UNC blames 'dismantled' education system for poor SEA performance

Anita Hayes -
Anita Hayes -

UNITED National Congress senator Anita Haynes believes the remedial vacation classes for the 9,000 students who scored under 50 per cent will not work if Education Minister Nyan Gadsby-Dolly refuses to see the faults in the existing education policies.

At the UNC’s weekly media press briefing on Sunday at the Office of the Opposition, Charles Street Port of Spain, Haynes lamented this year’s poor SEA overall performance among over 12,000 students.

Haynes believes regular assessments, stable virtual platforms, the availability of learning devices for all, and a focus on psychological health coupled with specially tailored programmes for children who are behind what is needed.

In a press conference last Friday after the release of 2022 SEA results, Gadsby-Dolly said 37.06 per cent scored over 50 per cent – a noticeable decline from 63 per cent in 2020 and 52.49 per cent in 2021.

She said 52.6 per cent of the children that scored below 50 per cent were placed. She also shared that 27.81 per cent of these students scored 30 per cent and under. And 17.7 per cent of them were too old to sit over and were placed nonetheless.

Even the number of high-scoring pupils exceeding a 90 per cent score had fallen from three per cent last year to 0.47 per cent this year, she said. She said face-to-face learning may be the major factor in this achievement issue.

But Haynes believes the system was never structured to meet the needs and demands of students, especially during covid19.

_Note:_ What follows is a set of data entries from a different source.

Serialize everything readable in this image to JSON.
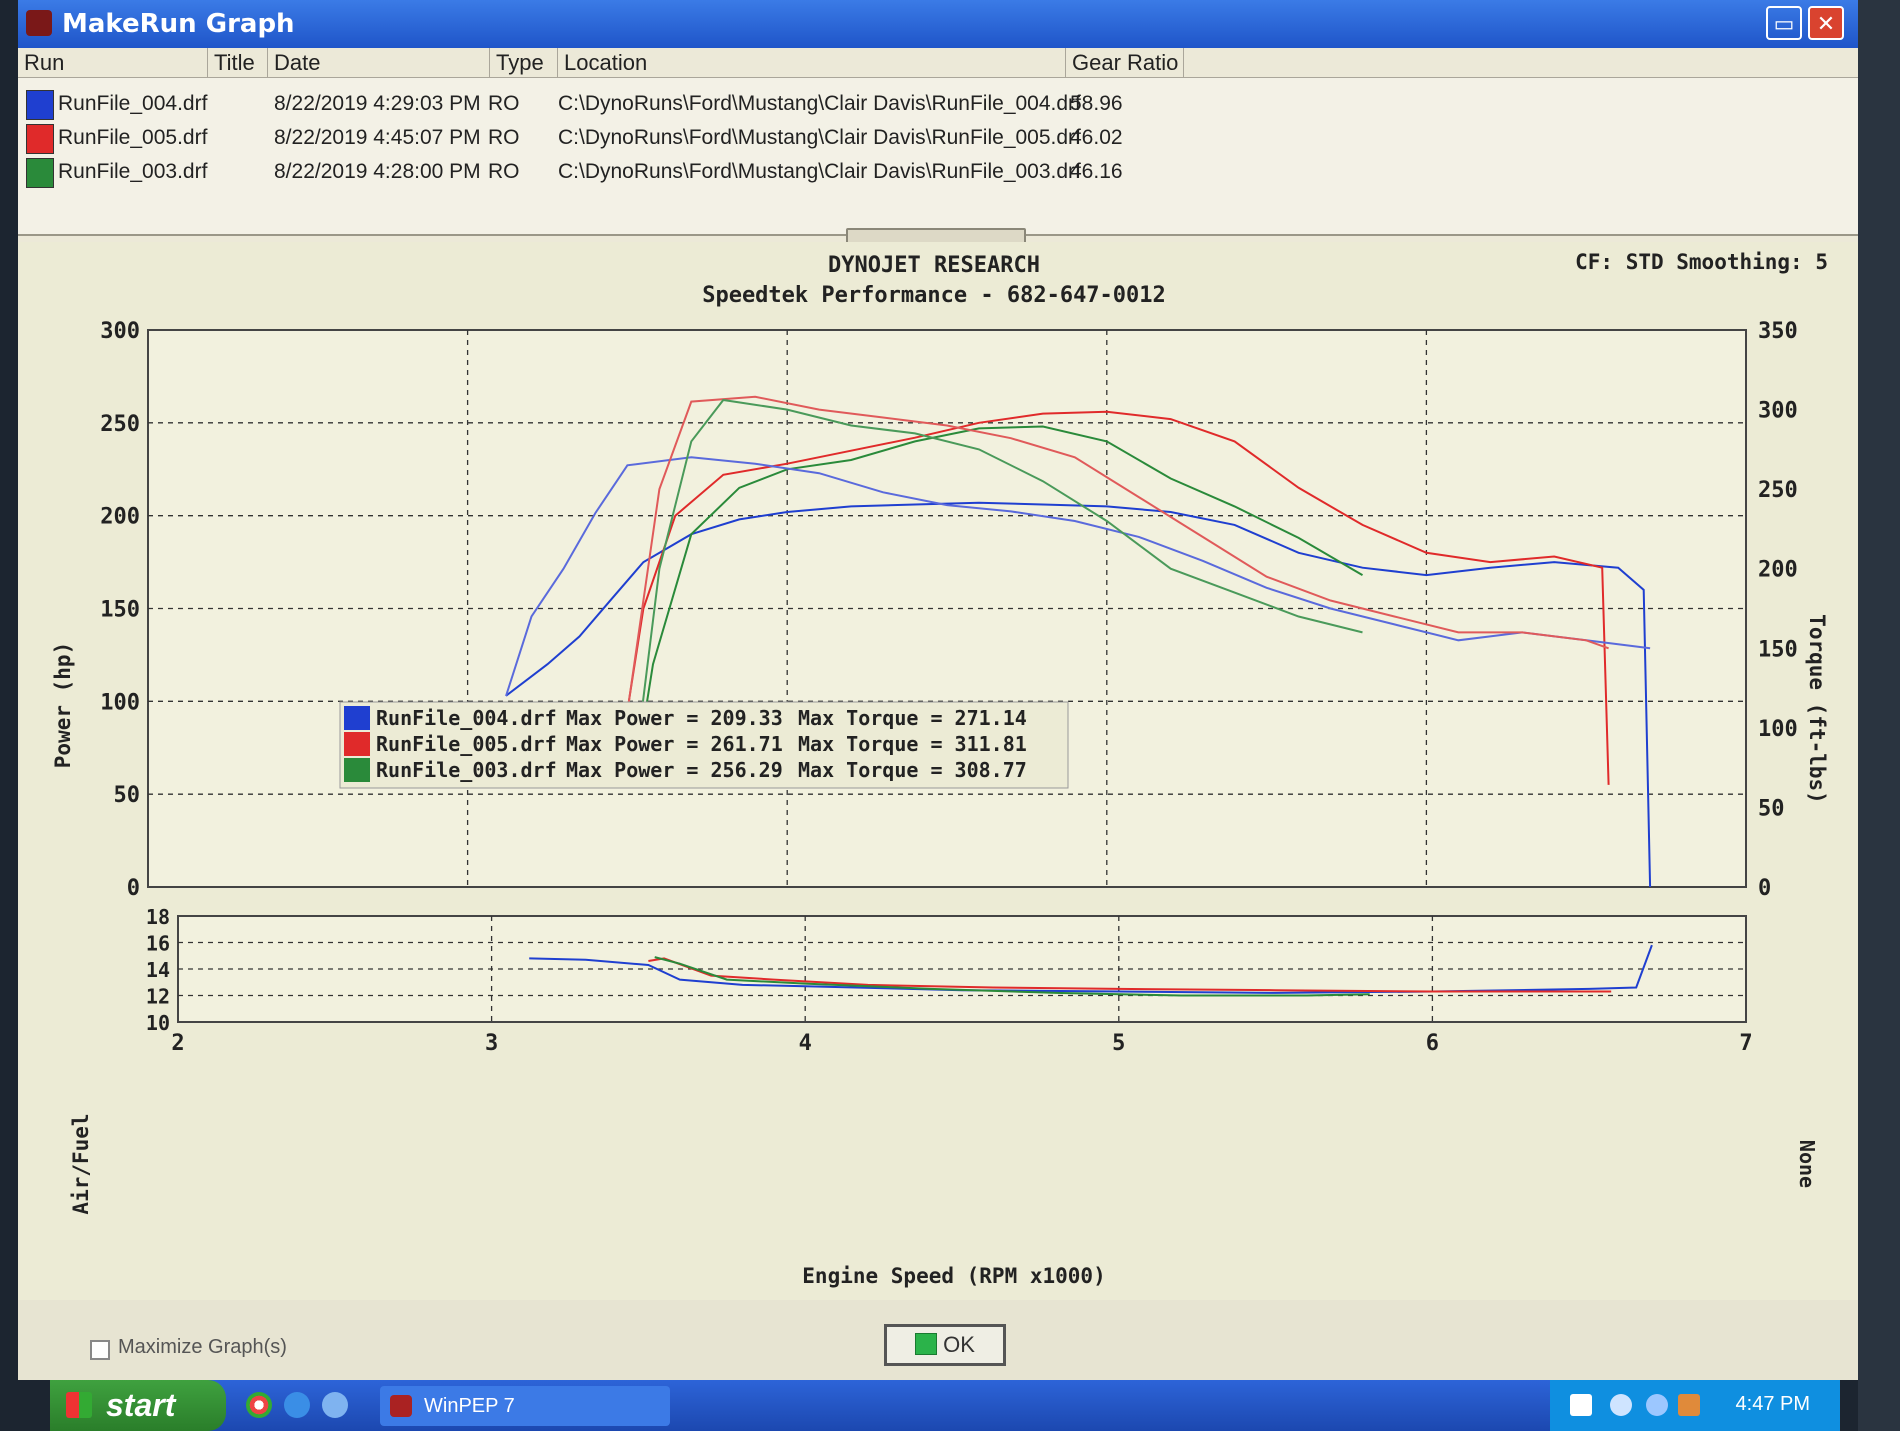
{
  "window": {
    "title": "MakeRun Graph"
  },
  "runlist": {
    "headers": {
      "run": "Run",
      "title": "Title",
      "date": "Date",
      "type": "Type",
      "location": "Location",
      "gear": "Gear Ratio"
    },
    "rows": [
      {
        "name": "RunFile_004.drf",
        "date": "8/22/2019 4:29:03 PM",
        "type": "RO",
        "location": "C:\\DynoRuns\\Ford\\Mustang\\Clair Davis\\RunFile_004.drf",
        "gear": "58.96",
        "color": "#1f3fd0"
      },
      {
        "name": "RunFile_005.drf",
        "date": "8/22/2019 4:45:07 PM",
        "type": "RO",
        "location": "C:\\DynoRuns\\Ford\\Mustang\\Clair Davis\\RunFile_005.drf",
        "gear": "46.02",
        "color": "#e02a2a"
      },
      {
        "name": "RunFile_003.drf",
        "date": "8/22/2019 4:28:00 PM",
        "type": "RO",
        "location": "C:\\DynoRuns\\Ford\\Mustang\\Clair Davis\\RunFile_003.drf",
        "gear": "46.16",
        "color": "#2a8a3a"
      }
    ]
  },
  "graph": {
    "title": "DYNOJET RESEARCH",
    "subtitle": "Speedtek Performance - 682-647-0012",
    "info": "CF: STD  Smoothing: 5",
    "legend": [
      {
        "file": "RunFile_004.drf",
        "power_label": "Max Power = 209.33",
        "torque_label": "Max Torque = 271.14"
      },
      {
        "file": "RunFile_005.drf",
        "power_label": "Max Power = 261.71",
        "torque_label": "Max Torque = 311.81"
      },
      {
        "file": "RunFile_003.drf",
        "power_label": "Max Power = 256.29",
        "torque_label": "Max Torque = 308.77"
      }
    ],
    "afr_right_label": "None"
  },
  "chart_data": [
    {
      "type": "line",
      "xlabel": "Engine Speed (RPM x1000)",
      "ylabel": "Power (hp)",
      "y2label": "Torque (ft-lbs)",
      "xlim": [
        2,
        7
      ],
      "ylim": [
        0,
        300
      ],
      "y2lim": [
        0,
        350
      ],
      "xticks": [
        "2",
        "3",
        "4",
        "5",
        "6",
        "7"
      ],
      "yticks": [
        "0",
        "50",
        "100",
        "150",
        "200",
        "250",
        "300"
      ],
      "y2ticks": [
        "0",
        "50",
        "100",
        "150",
        "200",
        "250",
        "300",
        "350"
      ],
      "series": [
        {
          "name": "RunFile_004.drf",
          "measure": "power",
          "axis": "left",
          "color": "#1f3fd0",
          "x": [
            3.12,
            3.25,
            3.35,
            3.45,
            3.55,
            3.7,
            3.85,
            4.0,
            4.2,
            4.4,
            4.6,
            4.8,
            5.0,
            5.2,
            5.4,
            5.6,
            5.8,
            6.0,
            6.2,
            6.4,
            6.6,
            6.68,
            6.7
          ],
          "y": [
            103,
            120,
            135,
            155,
            175,
            190,
            198,
            202,
            205,
            206,
            207,
            206,
            205,
            202,
            195,
            180,
            172,
            168,
            172,
            175,
            172,
            160,
            0
          ]
        },
        {
          "name": "RunFile_005.drf",
          "measure": "power",
          "axis": "left",
          "color": "#e02a2a",
          "x": [
            3.5,
            3.55,
            3.65,
            3.8,
            4.0,
            4.2,
            4.4,
            4.6,
            4.8,
            5.0,
            5.2,
            5.4,
            5.6,
            5.8,
            6.0,
            6.2,
            6.4,
            6.55,
            6.57
          ],
          "y": [
            95,
            150,
            200,
            222,
            228,
            235,
            242,
            250,
            255,
            256,
            252,
            240,
            215,
            195,
            180,
            175,
            178,
            172,
            55
          ]
        },
        {
          "name": "RunFile_003.drf",
          "measure": "power",
          "axis": "left",
          "color": "#2a8a3a",
          "x": [
            3.52,
            3.58,
            3.7,
            3.85,
            4.0,
            4.2,
            4.4,
            4.6,
            4.8,
            5.0,
            5.2,
            5.4,
            5.6,
            5.8
          ],
          "y": [
            55,
            120,
            190,
            215,
            225,
            230,
            240,
            247,
            248,
            240,
            220,
            205,
            188,
            168
          ]
        },
        {
          "name": "RunFile_004.drf",
          "measure": "torque",
          "axis": "right",
          "color": "#5a6adc",
          "x": [
            3.12,
            3.2,
            3.3,
            3.4,
            3.5,
            3.7,
            3.9,
            4.1,
            4.3,
            4.5,
            4.7,
            4.9,
            5.1,
            5.3,
            5.5,
            5.7,
            5.9,
            6.1,
            6.3,
            6.5,
            6.7
          ],
          "y": [
            120,
            170,
            200,
            235,
            265,
            270,
            266,
            260,
            248,
            240,
            236,
            230,
            220,
            205,
            188,
            175,
            165,
            155,
            160,
            155,
            150
          ]
        },
        {
          "name": "RunFile_005.drf",
          "measure": "torque",
          "axis": "right",
          "color": "#e05a5a",
          "x": [
            3.5,
            3.6,
            3.7,
            3.9,
            4.1,
            4.3,
            4.5,
            4.7,
            4.9,
            5.1,
            5.3,
            5.5,
            5.7,
            5.9,
            6.1,
            6.3,
            6.5,
            6.57
          ],
          "y": [
            110,
            250,
            305,
            308,
            300,
            295,
            290,
            282,
            270,
            245,
            220,
            195,
            180,
            170,
            160,
            160,
            155,
            150
          ]
        },
        {
          "name": "RunFile_003.drf",
          "measure": "torque",
          "axis": "right",
          "color": "#4a9a5a",
          "x": [
            3.52,
            3.6,
            3.7,
            3.8,
            4.0,
            4.2,
            4.4,
            4.6,
            4.8,
            5.0,
            5.2,
            5.4,
            5.6,
            5.8
          ],
          "y": [
            70,
            200,
            280,
            306,
            300,
            290,
            285,
            275,
            255,
            230,
            200,
            185,
            170,
            160
          ]
        }
      ]
    },
    {
      "type": "line",
      "xlabel": "Engine Speed (RPM x1000)",
      "ylabel": "Air/Fuel",
      "xlim": [
        2,
        7
      ],
      "ylim": [
        10,
        18
      ],
      "yticks": [
        "10",
        "12",
        "14",
        "16",
        "18"
      ],
      "series": [
        {
          "name": "RunFile_004.drf",
          "color": "#1f3fd0",
          "x": [
            3.12,
            3.3,
            3.5,
            3.6,
            3.8,
            4.0,
            4.5,
            5.0,
            5.5,
            6.0,
            6.5,
            6.65,
            6.7
          ],
          "y": [
            14.8,
            14.7,
            14.3,
            13.2,
            12.8,
            12.7,
            12.4,
            12.3,
            12.2,
            12.3,
            12.5,
            12.6,
            15.8
          ]
        },
        {
          "name": "RunFile_005.drf",
          "color": "#e02a2a",
          "x": [
            3.5,
            3.55,
            3.7,
            3.9,
            4.2,
            4.6,
            5.0,
            5.5,
            6.0,
            6.57
          ],
          "y": [
            14.6,
            14.8,
            13.5,
            13.2,
            12.8,
            12.6,
            12.5,
            12.4,
            12.3,
            12.3
          ]
        },
        {
          "name": "RunFile_003.drf",
          "color": "#2a8a3a",
          "x": [
            3.52,
            3.6,
            3.75,
            4.0,
            4.4,
            4.8,
            5.2,
            5.6,
            5.8
          ],
          "y": [
            14.9,
            14.4,
            13.2,
            12.9,
            12.5,
            12.2,
            12.0,
            12.0,
            12.1
          ]
        }
      ]
    }
  ],
  "bottom": {
    "maximize_label": "Maximize Graph(s)",
    "ok_label": "OK"
  },
  "taskbar": {
    "start_label": "start",
    "task_label": "WinPEP 7",
    "clock": "4:47 PM"
  }
}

She accused the government of removing supporting structures to deal with mental health and school violence and failing to push technology in school and enhance its online platforms to help with distance learning.

“They couldn’t see the importance of continuous assessment inequitable education spaces, they couldn’t see that these things were working before this government taking office in 2015 where we were seeing record levels of achievements.

"If you cannot admit knowing that you are deliberately dismantling structures that were working just out of pure petty politics. That you cannot admit that they were working before and you will not reinstate at least the ones that prove to work, then you are saying to the nation that you absolutely do not care about the children.”

“If we take this trend going on from now, five years, ten years down the line, we are not looking at a society that is thriving, we will be barely hanging on to survival.”

She said many children who were underperforming academically felt left out of the system and had fallen into delinquency.

And if the ministry sees no need for an urgent reform, Hayes said, the system will continue plummeting post covid19.

“This means that the government policy, PNM policy has created a generation that is not acquiring the skill sets that they need to go out into the world. And we are also met with an absence of any type of solution.”

Haynes also disagrees with the ministry’s move to do away with the naming of top SEA students. She thinks the programme can be revised and such a move now raises issues of transparency.